Strengthening Accounting Processes
Kaiser has also engaged Rehmann to provide advice and recommendations on PTI’s accounting processes, aiming to boost efficiency and compliance — key to ensuring a company’s systems and processes support business goals, mitigate risk, and deliver leadership the data and insights necessary to empower strategic decision-making.
This process is invaluable for any company, but for a CFO like Kaiser, who operates on a reduced schedule, it is a highly efficient means to get advice and recommendations on a company’s underlying financial practices and internal controls.
Reliability and Retention: The Human Connection
In an industry often plagued by high turnover, the longevity of the relationship between PTI and Rehmann stands out.
Why has PTI stuck with Rehmann? The answer lies in Rehmann’s people.
“Some of the people I hired [while at GRK] are still with you,” Kaiser says.
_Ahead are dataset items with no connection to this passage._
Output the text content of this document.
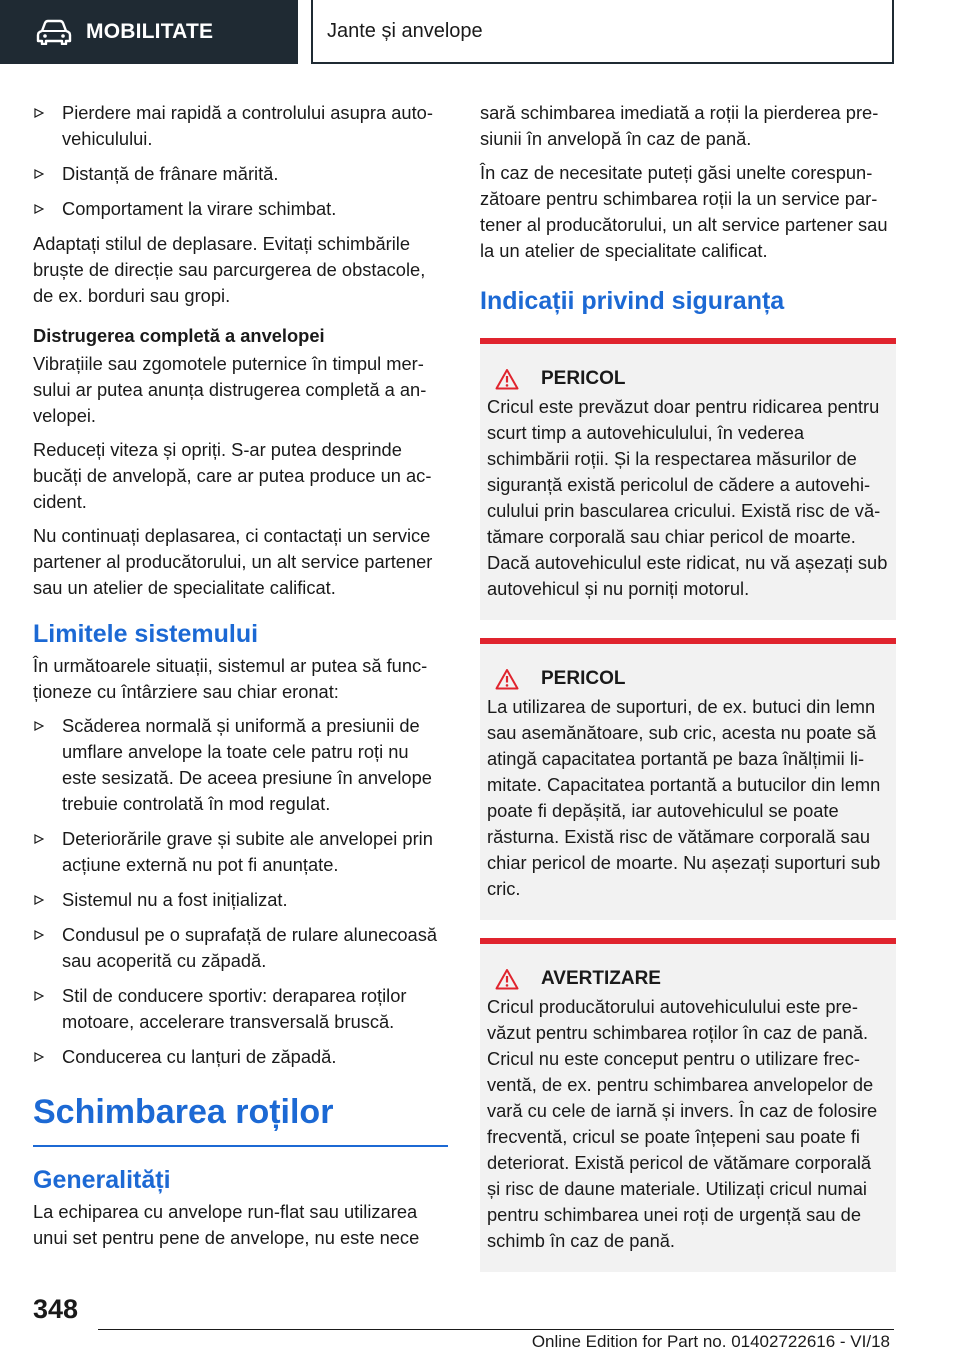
MOBILITATE	Jante și anvelope
Pierdere mai rapidă a controlului asupra autovehiculului.
Distanță de frânare mărită.
Comportament la virare schimbat.

Adaptați stilul de deplasare. Evitați schimbările bruște de direcție sau parcurgerea de obstacole, de ex. borduri sau gropi.

Distrugerea completă a anvelopei

Vibrațiile sau zgomotele puternice în timpul mersului ar putea anunța distrugerea completă a anvelopei.

Reduceți viteza și opriți. S-ar putea desprinde bucăți de anvelopă, care ar putea produce un accident.

Nu continuați deplasarea, ci contactați un service partener al producătorului, un alt service partener sau un atelier de specialitate calificat.

Limitele sistemului

În următoarele situații, sistemul ar putea să funcționeze cu întârziere sau chiar eronat:

Scăderea normală și uniformă a presiunii de umflare anvelope la toate cele patru roți nu este sesizată. De aceea presiune în anvelope trebuie controlată în mod regulat.
Deteriorările grave și subite ale anvelopei prin acțiune externă nu pot fi anunțate.
Sistemul nu a fost inițializat.
Condusul pe o suprafață de rulare alunecoasă sau acoperită cu zăpadă.
Stil de conducere sportiv: deraparea roților motoare, accelerare transversală bruscă.
Conducerea cu lanțuri de zăpadă.
Schimbarea roților
Generalități

La echiparea cu anvelope run-flat sau utilizarea unui set pentru pene de anvelope, nu este nece

sară schimbarea imediată a roții la pierderea presiunii în anvelopă în caz de pană.

În caz de necesitate puteți găsi unelte corespunzătoare pentru schimbarea roții la un service partener al producătorului, un alt service partener sau la un atelier de specialitate calificat.

Indicații privind siguranța
PERICOL

Cricul este prevăzut doar pentru ridicarea pentru scurt timp a autovehiculului, în vederea schimbării roții. Și la respectarea măsurilor de siguranță există pericolul de cădere a autovehiculului prin bascularea cricului. Există risc de vătămare corporală sau chiar pericol de moarte. Dacă autovehiculul este ridicat, nu vă așezați sub autovehicul și nu porniți motorul.

PERICOL

La utilizarea de suporturi, de ex. butuci din lemn sau asemănătoare, sub cric, acesta nu poate să atingă capacitatea portantă pe baza înălțimii limitate. Capacitatea portantă a butucilor din lemn poate fi depășită, iar autovehiculul se poate răsturna. Există risc de vătămare corporală sau chiar pericol de moarte. Nu așezați suporturi sub cric.

AVERTIZARE

Cricul producătorului autovehiculului este prevăzut pentru schimbarea roților în caz de pană. Cricul nu este conceput pentru o utilizare frecventă, de ex. pentru schimbarea anvelopelor de vară cu cele de iarnă și invers. În caz de folosire frecventă, cricul se poate înțepeni sau poate fi deteriorat. Există pericol de vătămare corporală și risc de daune materiale. Utilizați cricul numai pentru schimbarea unei roți de urgență sau de schimb în caz de pană.

348
Online Edition for Part no. 01402722616 - VI/18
He points to Finley, as well as Margaret Nash , two of many professionals who transitioned from GRK to Rehmann when the two firms combined in 2012. Even the receptionist from the original GRK firm moved over to Rehmann, Kaiser adds, proudly noting that she only recently retired.
Although not every Rehmann associate that Kaiser and his staff have worked with in the last several years originated with GRK, Rehmann’s low turnover rate is a critical differentiator among firms that provide accounting, HR, and other consulting services.
It enables those companies to enjoy the benefits of having uninterrupted access to a team of reliable, seasoned experts for years — or, as is typical with Rehmann’s advisory services, decades.
For PTI, Rehmann’s low turnover means the advisors and associates understand the history of the company, the nuances of the plastics manufacturing industry, and the specific preferences of PTI’s executive team and employees. It also means PTI is guaranteed both reliability and flexibility; Rehmann can easily sync its advisory services and level of support to PTI’s specific needs, through times of growth or challenges.
Empowering Future Growth
The story of PTI Engineered Plastics is one of rapid scaling, technological innovation, and smart resource management. By retaining James Kaiser as a part-time CFO, Rathbone has been able to build and maintain a strong financial infrastructure that could support his ambitious vision.
By retaining Rehmann for consulting and advisory services and projects as needed, Kaiser has been able to deliver the financial acumen and leadership a dynamic, growth-focused company requires to thrive — while shaping a work schedule that has enabled him to fully relish his “retirement” years, professionally and personally.
For business owners and CFOs looking to modernize and scale, the PTI model offers a blueprint for success. It demonstrates that you don’t need to hire a massive internal team to achieve enterprise-level compliance and financial sophistication. With the right, reliable support, you can access the expertise you need, when you need it, ensuring your business is ready for whatever the next decades bring.